3. The piping assembly of claim 2, wherein the first muffler has a first pipe joint and a second pipe joint disposed opposite each other, the first pipe joint and the second pipe joint communicating through the muffling chamber;

4. The piping assembly of claim 3, wherein the sound-deadening chamber of the first muffler has a columnar shape and is disposed in an axial direction corresponding to an axial direction of the compressor.

5. The accessory piping assembly of any of claims 1-4, further comprising:

6. The piping assembly according to claim 5, wherein the second muffler includes a housing formed with the muffling chamber, a third pipe joint and a fourth pipe joint provided at both ends of the housing in opposition;

7. The piping assembly of claim 5, wherein the discharge pipe has a connection section connecting the discharge port of the compressor and the second muffler, the connection section being bent.
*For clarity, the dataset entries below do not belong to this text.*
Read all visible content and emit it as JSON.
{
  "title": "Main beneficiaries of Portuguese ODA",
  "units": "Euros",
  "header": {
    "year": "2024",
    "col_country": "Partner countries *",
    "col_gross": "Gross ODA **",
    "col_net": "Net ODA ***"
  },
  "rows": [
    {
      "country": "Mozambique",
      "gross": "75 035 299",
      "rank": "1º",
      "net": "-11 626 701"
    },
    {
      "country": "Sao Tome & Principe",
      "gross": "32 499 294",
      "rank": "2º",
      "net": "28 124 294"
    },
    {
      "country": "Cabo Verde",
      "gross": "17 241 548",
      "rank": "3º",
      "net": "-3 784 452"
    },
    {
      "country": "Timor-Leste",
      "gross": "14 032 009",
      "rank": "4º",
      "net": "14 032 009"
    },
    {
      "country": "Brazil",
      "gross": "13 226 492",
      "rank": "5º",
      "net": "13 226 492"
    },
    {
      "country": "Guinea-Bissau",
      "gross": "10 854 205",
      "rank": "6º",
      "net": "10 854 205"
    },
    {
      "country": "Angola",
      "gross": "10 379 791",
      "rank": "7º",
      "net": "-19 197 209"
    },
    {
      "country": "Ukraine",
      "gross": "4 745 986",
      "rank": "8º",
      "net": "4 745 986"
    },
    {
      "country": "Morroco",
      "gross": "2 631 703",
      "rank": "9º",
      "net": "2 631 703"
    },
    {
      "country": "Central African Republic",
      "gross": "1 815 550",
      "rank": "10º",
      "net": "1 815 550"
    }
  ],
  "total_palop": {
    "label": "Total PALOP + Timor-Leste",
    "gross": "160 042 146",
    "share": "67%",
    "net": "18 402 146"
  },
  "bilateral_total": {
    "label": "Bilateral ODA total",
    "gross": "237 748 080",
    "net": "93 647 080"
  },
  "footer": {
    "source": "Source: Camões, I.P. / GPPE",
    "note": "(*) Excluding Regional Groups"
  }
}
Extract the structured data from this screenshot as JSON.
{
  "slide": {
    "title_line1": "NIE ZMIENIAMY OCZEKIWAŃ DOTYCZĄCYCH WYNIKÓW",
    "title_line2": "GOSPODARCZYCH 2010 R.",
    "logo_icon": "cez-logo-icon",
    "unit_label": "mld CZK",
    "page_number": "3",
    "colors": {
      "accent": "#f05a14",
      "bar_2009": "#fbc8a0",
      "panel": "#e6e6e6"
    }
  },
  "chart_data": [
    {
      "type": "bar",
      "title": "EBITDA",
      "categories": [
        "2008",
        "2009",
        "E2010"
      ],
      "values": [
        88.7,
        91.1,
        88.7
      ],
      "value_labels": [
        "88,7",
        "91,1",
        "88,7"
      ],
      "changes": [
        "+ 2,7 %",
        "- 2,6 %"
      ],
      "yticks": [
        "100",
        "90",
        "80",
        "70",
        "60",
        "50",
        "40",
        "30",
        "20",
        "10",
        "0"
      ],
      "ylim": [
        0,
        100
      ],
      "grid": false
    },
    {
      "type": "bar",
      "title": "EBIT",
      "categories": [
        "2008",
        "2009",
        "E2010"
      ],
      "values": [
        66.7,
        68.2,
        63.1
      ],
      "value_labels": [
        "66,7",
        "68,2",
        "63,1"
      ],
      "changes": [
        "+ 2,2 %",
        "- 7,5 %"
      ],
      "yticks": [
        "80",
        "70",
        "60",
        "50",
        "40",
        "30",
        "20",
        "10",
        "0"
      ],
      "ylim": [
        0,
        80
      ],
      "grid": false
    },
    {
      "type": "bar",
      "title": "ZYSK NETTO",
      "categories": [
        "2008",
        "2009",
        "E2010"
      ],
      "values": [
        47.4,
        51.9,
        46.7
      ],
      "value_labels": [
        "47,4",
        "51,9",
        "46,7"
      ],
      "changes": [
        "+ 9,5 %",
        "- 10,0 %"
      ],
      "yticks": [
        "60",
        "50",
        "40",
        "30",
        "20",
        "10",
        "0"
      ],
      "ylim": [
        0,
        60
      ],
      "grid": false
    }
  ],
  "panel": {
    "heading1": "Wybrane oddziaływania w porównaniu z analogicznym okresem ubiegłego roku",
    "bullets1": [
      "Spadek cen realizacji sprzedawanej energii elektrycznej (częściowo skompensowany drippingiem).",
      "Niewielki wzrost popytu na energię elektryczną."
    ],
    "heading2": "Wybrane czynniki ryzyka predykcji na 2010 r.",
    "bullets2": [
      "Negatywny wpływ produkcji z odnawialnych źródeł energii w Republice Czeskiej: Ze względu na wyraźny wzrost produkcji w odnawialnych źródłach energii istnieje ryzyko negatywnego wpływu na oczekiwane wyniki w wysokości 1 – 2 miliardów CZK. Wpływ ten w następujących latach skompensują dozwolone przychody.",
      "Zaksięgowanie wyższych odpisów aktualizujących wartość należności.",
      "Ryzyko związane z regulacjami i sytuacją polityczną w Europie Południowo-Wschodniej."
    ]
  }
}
8. The piping assembly of claim 7 wherein said connecting section is arranged in a V-bend configuration or said connecting section has at least one V-bend.

9. A refrigeration system comprising a compressor, a four-way valve, a low pressure valve, and the piping assembly of any of claims 1-8, wherein the four-way valve is in communication with an exhaust port of the compressor through an exhaust pipe, and wherein the four-way valve is in communication with a return port of the compressor through a return pipe; and a first connecting pipe of the piping assembly is communicated with one port of the four-way valve, and a second connecting pipe of the piping assembly is communicated with the low-pressure valve.

10. The refrigeration system of claim 9 wherein said refrigeration system is an air conditioner.